Semenit setelah jutaan kata hina terkumpul dikepalaku, sebuah fakta lebih hina telah datang. Terima kasih Tuhan karna Kau karuniai (lagi) seseorang yang membuat aku harus berpura tegar, berpura menjadi wanita bijaksana, berpura menjadi wanita tanpa air mata. Terima kasih Tuhan karna Engkau menghadiahi dia dengan kawan baru bernama Lupus.
"Cantik ya sahabatmu." Ah, aku menjadi munafik.
"Kuatlah wanita penguat!" hanya itu yang terucap didepan cermin.

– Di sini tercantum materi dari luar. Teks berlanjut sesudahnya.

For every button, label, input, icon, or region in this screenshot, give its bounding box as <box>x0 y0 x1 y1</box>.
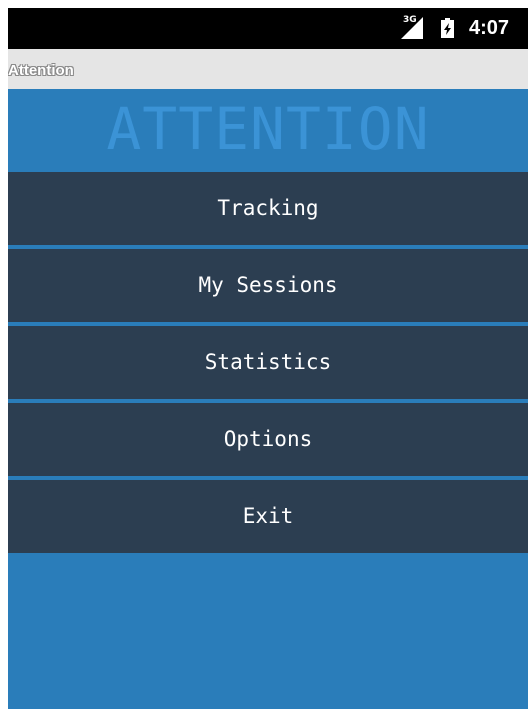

Namun tetap saja, setetes demi setetes ketakutan mulai menyeruak, ingatan tiga tahun lalu kembali menyesak. Ingatan tentang sebuah drama kematian yang nyata dulu. Tidak, jangan lagi. Menyaksikan tubuh kaku berbalut kain suci putih yang memasuki liang lahat terlalu menghancurkan. Setidaknya berjuanglah tetap bertahan. Bertahan hingga mampu ku bingkai fajar, kamu, dan senja...
Ah... kenangan...
Malam lalu, kuingat setiap detail waktu 1 tahun terakhir kita. Tak lagi ku jumpai senyummu, tawamu, bahkan kata-kata mu. Aku bahkan lupa bentuk bola matamu, bagaimana caramu tertawa, dan semua tentangmu. Yang ku yakini kau hanya sedang berbahagia. Terima kasih telah menjaganya Tuhan.